The problem is that this isn't actually how humans interpret negatives in natural language.
In reality:
- (a) although it has a "logical" interpretation, humans will typically find a sentence such as the above, with multiple negative elements, very difficult to interpret.
- (b) there is a phenomenon where, at least in informal English, the interpretation of multiple negatives can depend on the intonation, which is sometimes difficult to represent in writing and can also depend on register.
Point (a) is, I think, illustrated by my sentence above. You can probably understand each individual negative, or even individual pairs of negatives, perfectly well. But taken together, you've probably no idea what the sentence actually means. I know I haven't.

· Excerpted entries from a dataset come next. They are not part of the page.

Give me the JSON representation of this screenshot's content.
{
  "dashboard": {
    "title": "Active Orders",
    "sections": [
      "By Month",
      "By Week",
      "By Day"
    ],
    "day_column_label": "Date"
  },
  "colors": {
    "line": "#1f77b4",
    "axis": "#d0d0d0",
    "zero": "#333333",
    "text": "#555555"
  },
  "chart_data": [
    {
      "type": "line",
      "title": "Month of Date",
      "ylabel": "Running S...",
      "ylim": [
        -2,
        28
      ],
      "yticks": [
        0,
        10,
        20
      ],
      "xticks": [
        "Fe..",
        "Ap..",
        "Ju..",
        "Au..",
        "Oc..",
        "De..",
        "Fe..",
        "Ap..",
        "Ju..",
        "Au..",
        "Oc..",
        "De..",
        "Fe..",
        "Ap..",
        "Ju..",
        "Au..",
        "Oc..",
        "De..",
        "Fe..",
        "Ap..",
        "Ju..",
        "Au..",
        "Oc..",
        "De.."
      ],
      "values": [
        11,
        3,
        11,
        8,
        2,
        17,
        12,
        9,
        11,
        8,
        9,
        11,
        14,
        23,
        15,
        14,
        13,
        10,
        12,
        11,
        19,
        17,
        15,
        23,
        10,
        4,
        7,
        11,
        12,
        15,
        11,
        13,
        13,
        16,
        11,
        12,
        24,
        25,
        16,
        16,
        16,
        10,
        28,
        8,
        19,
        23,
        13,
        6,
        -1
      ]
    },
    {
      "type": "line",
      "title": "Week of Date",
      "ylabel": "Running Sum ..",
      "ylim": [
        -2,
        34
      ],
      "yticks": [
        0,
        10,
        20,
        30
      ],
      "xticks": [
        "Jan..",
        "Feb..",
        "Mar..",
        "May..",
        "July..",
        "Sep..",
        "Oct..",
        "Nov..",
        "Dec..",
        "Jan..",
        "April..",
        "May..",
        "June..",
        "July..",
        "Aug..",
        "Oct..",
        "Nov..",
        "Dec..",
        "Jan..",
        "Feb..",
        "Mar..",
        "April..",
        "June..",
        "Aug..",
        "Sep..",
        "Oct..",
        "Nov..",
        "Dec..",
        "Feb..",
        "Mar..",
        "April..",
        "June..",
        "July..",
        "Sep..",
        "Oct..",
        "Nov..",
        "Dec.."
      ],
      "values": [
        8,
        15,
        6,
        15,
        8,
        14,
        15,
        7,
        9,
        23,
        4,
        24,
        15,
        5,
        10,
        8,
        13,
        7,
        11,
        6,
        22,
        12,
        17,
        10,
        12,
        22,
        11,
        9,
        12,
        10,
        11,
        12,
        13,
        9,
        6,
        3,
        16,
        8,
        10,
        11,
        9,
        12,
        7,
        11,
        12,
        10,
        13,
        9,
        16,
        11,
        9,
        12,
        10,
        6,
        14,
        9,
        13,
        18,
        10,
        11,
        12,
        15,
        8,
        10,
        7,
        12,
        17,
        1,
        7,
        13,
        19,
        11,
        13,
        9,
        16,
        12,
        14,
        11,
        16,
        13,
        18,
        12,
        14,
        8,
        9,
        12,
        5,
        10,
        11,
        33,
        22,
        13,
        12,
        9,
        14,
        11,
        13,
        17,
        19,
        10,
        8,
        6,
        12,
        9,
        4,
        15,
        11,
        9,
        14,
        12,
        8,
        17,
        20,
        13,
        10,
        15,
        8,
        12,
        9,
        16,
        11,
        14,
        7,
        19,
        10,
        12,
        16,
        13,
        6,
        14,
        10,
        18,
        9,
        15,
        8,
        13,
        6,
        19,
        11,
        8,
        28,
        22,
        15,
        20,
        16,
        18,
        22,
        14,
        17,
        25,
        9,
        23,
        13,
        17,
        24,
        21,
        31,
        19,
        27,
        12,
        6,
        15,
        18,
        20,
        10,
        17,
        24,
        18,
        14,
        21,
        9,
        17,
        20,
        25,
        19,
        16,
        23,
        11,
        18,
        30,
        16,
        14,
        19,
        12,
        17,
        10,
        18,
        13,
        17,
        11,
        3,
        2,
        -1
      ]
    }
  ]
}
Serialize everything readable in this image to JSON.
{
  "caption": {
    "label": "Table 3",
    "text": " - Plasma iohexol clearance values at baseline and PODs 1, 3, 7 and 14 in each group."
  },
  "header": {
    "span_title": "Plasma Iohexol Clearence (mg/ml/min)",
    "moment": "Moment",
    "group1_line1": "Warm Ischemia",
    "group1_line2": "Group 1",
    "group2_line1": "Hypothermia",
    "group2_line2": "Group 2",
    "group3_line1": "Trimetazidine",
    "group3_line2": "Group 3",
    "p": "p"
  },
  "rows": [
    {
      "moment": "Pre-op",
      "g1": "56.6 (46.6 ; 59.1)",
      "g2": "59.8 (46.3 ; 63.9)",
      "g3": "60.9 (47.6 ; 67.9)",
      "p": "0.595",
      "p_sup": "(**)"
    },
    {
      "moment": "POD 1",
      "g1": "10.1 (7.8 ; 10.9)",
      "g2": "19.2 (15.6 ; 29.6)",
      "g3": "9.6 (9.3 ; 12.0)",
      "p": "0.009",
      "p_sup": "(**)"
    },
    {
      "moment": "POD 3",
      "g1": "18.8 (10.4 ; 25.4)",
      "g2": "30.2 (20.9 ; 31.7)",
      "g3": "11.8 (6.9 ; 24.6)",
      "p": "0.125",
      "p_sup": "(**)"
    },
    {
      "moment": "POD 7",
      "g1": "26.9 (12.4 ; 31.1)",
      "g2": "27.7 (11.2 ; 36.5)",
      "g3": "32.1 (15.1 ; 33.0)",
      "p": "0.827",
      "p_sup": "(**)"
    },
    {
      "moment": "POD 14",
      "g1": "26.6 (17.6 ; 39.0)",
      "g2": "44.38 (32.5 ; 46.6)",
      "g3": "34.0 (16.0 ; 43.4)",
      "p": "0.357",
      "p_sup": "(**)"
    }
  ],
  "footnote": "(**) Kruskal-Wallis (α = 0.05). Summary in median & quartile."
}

As an example of point (b):
"I haven't DONE nothing!" will generally be interpreted as an emphatic version of "I haven't done anything!"
"I haven't done NOTHING!" will generally be interpreted as an emphatic version of "I haven't done literally nothing, but rather
something", "It isn't true that I have done absolutely nothing".
So pragmatically, for these reasons it's usually sensible to avoid multiple negatives in writing and rare to combine more than two in speech, bearing in mind that if you do combine them you may need to be careful with intonation, something that may not come easily to a non-native speaker. It's not that they're ungrammatical in principle. It's more that in practice they're difficult for speakers to deal with.
P.S. That said, I should have mentioned that multiple negatives are less problematic when each negative is in its own clause. So "I haven't done nothing" is maybe a bit harder to interpret than "It's not true that I haven't done anything". So if you must use a multiple negative, try and get each negative in its own clause.